Paranoica comenzó a pedirme que cuando saliera me reportara cada dos horas.
Por ese entonces mi mamá tenía una habitación en arriendo y llamaban mucho preguntando si la habitación incluía comida para perros. Tanto fue el lío que a veces cuando yo volvía a la casa a reportarme, mamá no me podía abrir porque estaba pegada al teléfono explicándole a algún extranjero por qué no podía incluir comida para perros.

Entonces yo pensé que si conseguía la comida para perros se iba a solucionar el problema, así que cuando salía a la calle a jugar trataba de buscar entre arbustos y antejardines de las casas vecinas pepitas para los perros, me robaba las que encontraba metiéndolas en una bolsita de plástico y cuando mi mamá no me podía abrir, se las dejaba en la puerta como un recado y me devolvía a jugar o a buscar más pepitas.

Confundida por no saber quién le dejaba las pepitas de comida a la entrada, pensó que era un chiste de mal gusto y botaba las pepitas.

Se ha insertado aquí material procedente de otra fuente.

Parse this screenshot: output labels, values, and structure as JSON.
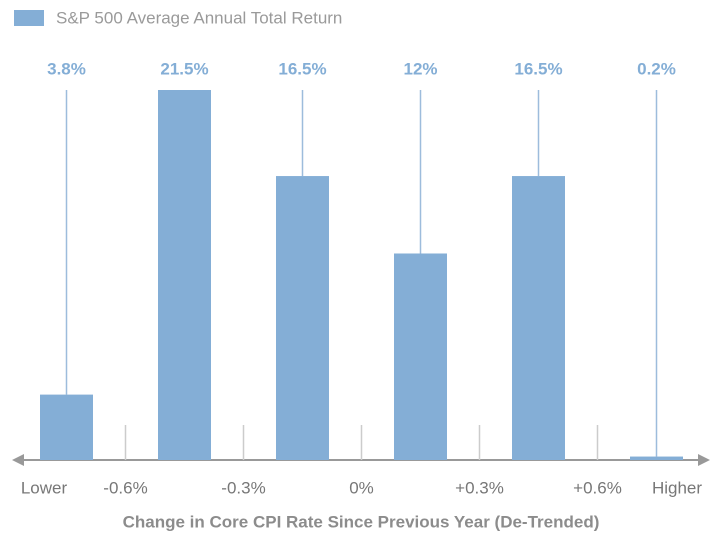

Un día recibió muchas llamadas y no pudo abrirme la puerta en todo el día, solo encontraba pepitas de perros en la puerta cada dos horas. Ya atardeciendo, sin saber de mí, salió echando alaridos buscándome porque pensó que un loco obsesionado con la comida para perros me había secuestrado, agarró el panfleto del niño parecido a mí y pensó que su mente había hecho realidad su pesadilla.

Le preguntaba a la gente
—¿Ha visto a un niño parecido a este? no a este, otro.—

Me buscó por todas partes y yo no estaba donde siempre jugaba, porque estaba buscando pepitas en los parques y en los cerros donde tienen a los perros amarrados a palos y les dejan la comida afuera de la casa. La ansiedad la estaba matando y se sentía asfixiada a cada minuto que pasaba y no me encontraba.

Por la noche regresé con una bolsa que ya parecía costal así que me tocaba echármela al hombro. A los que preguntaban para qué era mi colecta, les daba ternura mi intención
—¡Quiero ayudarle a mi mamá a arrendar la pieza!—
Cuando volví el cielo estaba quebrado como la cáscara de un huevo y las nubes se escondían sobre las montañas como si fueran los dedos de dios que juega a las escondidas. Me sorprendió ver las luces apagadas de la casa porque a esa hora mi mamá estaba cocinando así fuera un caldo de trapo en cilantro fiado de la tienda.

Timbré a mi vecino y vi que tampoco estaba; así que me enrosqué en el pasillo de la entrada y me quedé dormido sobre la bolsa de comida para perro.

Cuando llegó mi mamá ahogada en llanto y me vio dormido ahí, acurrucado frente a la puerta, me pegó un alarido como quien recupera el aire después de estar sumergido en el fondo del mar, me abrazó y me preguntó que quién me había dado toda esa comida y yo le dije que llevaba semanas trayéndole comida para perros para que arrendara la pieza, me metió una palmada en el brazo que hasta el día de hoy no se me olvida.

Mi mamá me explicó esa misma noche, mientras me daba un pedazo de pan tieso con agua de panela, que yo era alérgico a los perros y que no podía recibir extranjeros ni personas con mascotas. Al día siguiente mi mamá fue por todas las casas vendiendo bolsitas de comida para perros. La habitación nunca se arrendó… al contrario, se convirtió en un depósito para guardar bultos de concentrado que ahora se dedica a vender.